При чтении статьи Ахматовой особенно приходит на память один незавершенный замысел Пушкина, работать над которым он по странной случайности начал месяца три спустя после своей же­нитьбы — повесть или роман «Рославлев». Произведение это поле­мически обращено против только что появившегося одноименно­го романа Загоскина о войне 1812 года, написанного в духе насаж­давшейся правительством так называемой «официальной народно­сти». Своему ответному произведению Пушкин придал форму ме­муаров подруги героини, совершающей в романе Загоскина тяж­кий антипатриотический поступок (в то время как жених сражался с врагом, она вышла замуж за пленного французского офицера). В кратком предисловии «автор» мемуаров пишет: «Некогда я была другом несчастной женщины, выбранной г. Загоскиным в героини его повести. Он вновь обратил внимание публики на происшест­вие забытое, разбудил чувства негодования, усыпленные време­нем, и возмутил спокойствие могилы. Я буду защитницею тени».

Быть защитниками тени жены поэта — и не по принципу «высо­кой лжи», а из стремления к подлинной исторической правде — эту благородную, в существе своем глубоко пушкинскую задачу поста­вили перед собой авторы данной книги и во многом вполне доказа­тельно решили ее.

На этот путь они стали еще до опубликования статьи Ахмато­вой, имея в виду прочно сложившуюся традицию осуждения Натальи Николаевны. Тем актуальнее оказывается такая защита после этой публикации.

9 сентября 1830 г. в своей затерянной, осажденной со всех сто­рон небывалой эпидемией холеры, окруженной кольцом каранти­нов, разоренной и оскудевшей родовой вотчине, Болдине — «селе Горюхине», оторванный от всего и от всех — литературы, друзей, невесты, поэт, с тревогой и надеждой заглядывая в ту новую жизнь, которая для него должна была наступить, удивительно про­зорливо и точно писал:

Мой путь уныл. Сулит мне труд и горе

Грядущего волнуемое море,

Но не хочу, о други, умирать;

Я жить хочу, чтоб мыслить и страдать;

И ведаю, мне будут наслажденья

Меж горестей, забот и треволненья:

Порой опять гармонией упьюсь.

Над вымыслом слезами обольюсь,

И, может быть, на мой закат печальный

Блеснет любовь улыбкою прощальной.

Да, именно такими и оказались последние годы жизни Пушкина.

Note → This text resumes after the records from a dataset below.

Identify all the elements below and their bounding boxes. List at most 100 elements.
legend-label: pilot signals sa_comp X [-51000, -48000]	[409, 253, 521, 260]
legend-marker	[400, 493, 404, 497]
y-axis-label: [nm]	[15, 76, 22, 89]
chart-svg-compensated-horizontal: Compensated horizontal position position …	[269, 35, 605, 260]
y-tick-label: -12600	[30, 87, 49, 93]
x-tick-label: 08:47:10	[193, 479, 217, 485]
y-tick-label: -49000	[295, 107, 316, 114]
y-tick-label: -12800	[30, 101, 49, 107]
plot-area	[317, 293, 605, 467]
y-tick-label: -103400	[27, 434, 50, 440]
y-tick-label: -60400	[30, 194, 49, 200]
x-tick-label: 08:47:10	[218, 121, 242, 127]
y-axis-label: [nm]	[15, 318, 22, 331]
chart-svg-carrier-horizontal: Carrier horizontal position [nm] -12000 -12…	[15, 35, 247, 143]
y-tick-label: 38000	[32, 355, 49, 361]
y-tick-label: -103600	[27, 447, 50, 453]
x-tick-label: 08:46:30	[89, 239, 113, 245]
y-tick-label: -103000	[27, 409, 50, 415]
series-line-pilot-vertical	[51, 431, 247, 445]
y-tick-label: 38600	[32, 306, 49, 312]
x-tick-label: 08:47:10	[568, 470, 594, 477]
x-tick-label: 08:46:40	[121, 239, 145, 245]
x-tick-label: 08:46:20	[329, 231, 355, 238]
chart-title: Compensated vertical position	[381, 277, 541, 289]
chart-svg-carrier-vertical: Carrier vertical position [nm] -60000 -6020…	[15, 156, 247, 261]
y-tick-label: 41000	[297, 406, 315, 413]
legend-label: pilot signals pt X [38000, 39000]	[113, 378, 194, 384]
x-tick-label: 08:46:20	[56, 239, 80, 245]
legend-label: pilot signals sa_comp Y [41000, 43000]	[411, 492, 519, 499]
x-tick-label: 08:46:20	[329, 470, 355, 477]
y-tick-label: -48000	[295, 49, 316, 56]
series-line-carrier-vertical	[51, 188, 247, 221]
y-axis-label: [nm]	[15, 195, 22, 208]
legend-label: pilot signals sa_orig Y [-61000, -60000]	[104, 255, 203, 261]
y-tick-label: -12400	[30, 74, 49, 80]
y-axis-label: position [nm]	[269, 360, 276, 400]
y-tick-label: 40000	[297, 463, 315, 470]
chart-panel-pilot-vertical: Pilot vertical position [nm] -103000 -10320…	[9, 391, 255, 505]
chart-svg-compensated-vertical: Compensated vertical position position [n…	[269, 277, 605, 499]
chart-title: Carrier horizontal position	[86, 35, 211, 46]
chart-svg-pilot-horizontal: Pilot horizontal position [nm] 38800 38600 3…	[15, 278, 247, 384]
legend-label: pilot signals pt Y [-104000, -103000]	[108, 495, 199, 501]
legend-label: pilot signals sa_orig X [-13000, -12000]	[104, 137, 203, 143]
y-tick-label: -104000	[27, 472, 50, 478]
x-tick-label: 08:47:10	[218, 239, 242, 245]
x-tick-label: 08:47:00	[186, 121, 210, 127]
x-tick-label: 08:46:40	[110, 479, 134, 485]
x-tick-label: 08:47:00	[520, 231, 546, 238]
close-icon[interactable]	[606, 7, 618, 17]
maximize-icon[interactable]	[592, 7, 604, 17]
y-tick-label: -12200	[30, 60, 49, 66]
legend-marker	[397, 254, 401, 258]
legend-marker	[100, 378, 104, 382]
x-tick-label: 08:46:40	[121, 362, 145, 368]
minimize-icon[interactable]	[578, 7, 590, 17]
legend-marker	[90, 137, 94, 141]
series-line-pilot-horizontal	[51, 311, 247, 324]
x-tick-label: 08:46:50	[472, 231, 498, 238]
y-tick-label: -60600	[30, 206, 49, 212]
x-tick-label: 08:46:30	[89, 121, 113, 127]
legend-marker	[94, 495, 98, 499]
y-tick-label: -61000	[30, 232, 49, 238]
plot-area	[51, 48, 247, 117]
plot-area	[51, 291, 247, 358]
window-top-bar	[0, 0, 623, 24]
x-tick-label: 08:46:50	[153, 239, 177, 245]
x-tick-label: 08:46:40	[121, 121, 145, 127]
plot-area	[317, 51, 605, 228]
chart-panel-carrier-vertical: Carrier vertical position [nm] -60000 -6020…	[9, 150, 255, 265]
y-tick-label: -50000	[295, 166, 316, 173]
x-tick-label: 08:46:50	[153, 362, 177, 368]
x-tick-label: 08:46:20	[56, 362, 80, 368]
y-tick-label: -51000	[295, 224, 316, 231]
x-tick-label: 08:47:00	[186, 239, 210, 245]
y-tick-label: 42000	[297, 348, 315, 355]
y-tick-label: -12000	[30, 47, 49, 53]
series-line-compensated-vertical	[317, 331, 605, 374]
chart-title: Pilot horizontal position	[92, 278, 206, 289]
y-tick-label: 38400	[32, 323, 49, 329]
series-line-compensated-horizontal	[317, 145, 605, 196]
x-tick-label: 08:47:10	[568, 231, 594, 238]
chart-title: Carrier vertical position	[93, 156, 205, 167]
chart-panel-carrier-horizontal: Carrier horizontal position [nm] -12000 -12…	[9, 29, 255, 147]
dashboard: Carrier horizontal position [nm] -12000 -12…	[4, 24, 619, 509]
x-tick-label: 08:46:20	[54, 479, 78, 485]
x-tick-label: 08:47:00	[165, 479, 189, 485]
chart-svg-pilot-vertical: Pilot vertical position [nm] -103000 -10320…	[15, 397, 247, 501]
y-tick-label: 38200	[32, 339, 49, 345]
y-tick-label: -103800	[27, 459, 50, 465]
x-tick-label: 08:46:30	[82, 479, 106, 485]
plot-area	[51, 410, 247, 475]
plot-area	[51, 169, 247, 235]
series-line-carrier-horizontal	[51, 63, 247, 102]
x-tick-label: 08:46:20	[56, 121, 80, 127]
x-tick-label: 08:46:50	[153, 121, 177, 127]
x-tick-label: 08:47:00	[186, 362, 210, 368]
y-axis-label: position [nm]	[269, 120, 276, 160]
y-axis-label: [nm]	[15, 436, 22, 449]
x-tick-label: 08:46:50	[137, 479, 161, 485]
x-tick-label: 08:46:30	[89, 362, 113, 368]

Недоверие и притеснения властей, «отеческие» заботы само­держца, поставившего поэта под «дружеский» надзор главы вы­сшей тайной полиции шефа жандармов Бенкендорфа, то и дело спускавшего на него своего цепного пса — Булгарина, цензурные стеснения; непонимание многими, в том числе даже близкими дру­зьями, новой пушкинской позиции по отношению к царю; грубые нападки, сменившие былые восторги, критиков, не способных до­статочно оценить слишком далеко ушедшие вперед, обращенные в будущее, новые его великие создания, твердивших в период его на­ивысшей зрелости о полном упадке пушкинского дарования; ката­строфически усиливавшиеся материальные затруднения; невоз­можность вольно отдаваться главному делу своей жизни — литера­турной работе — все это действительно превращало жизненную до­рогу поэта в безысходно трудный — отягощенный горестями и уны­нием — путь. И все же не только страдания, но и наслаждения ведал он на своем пути.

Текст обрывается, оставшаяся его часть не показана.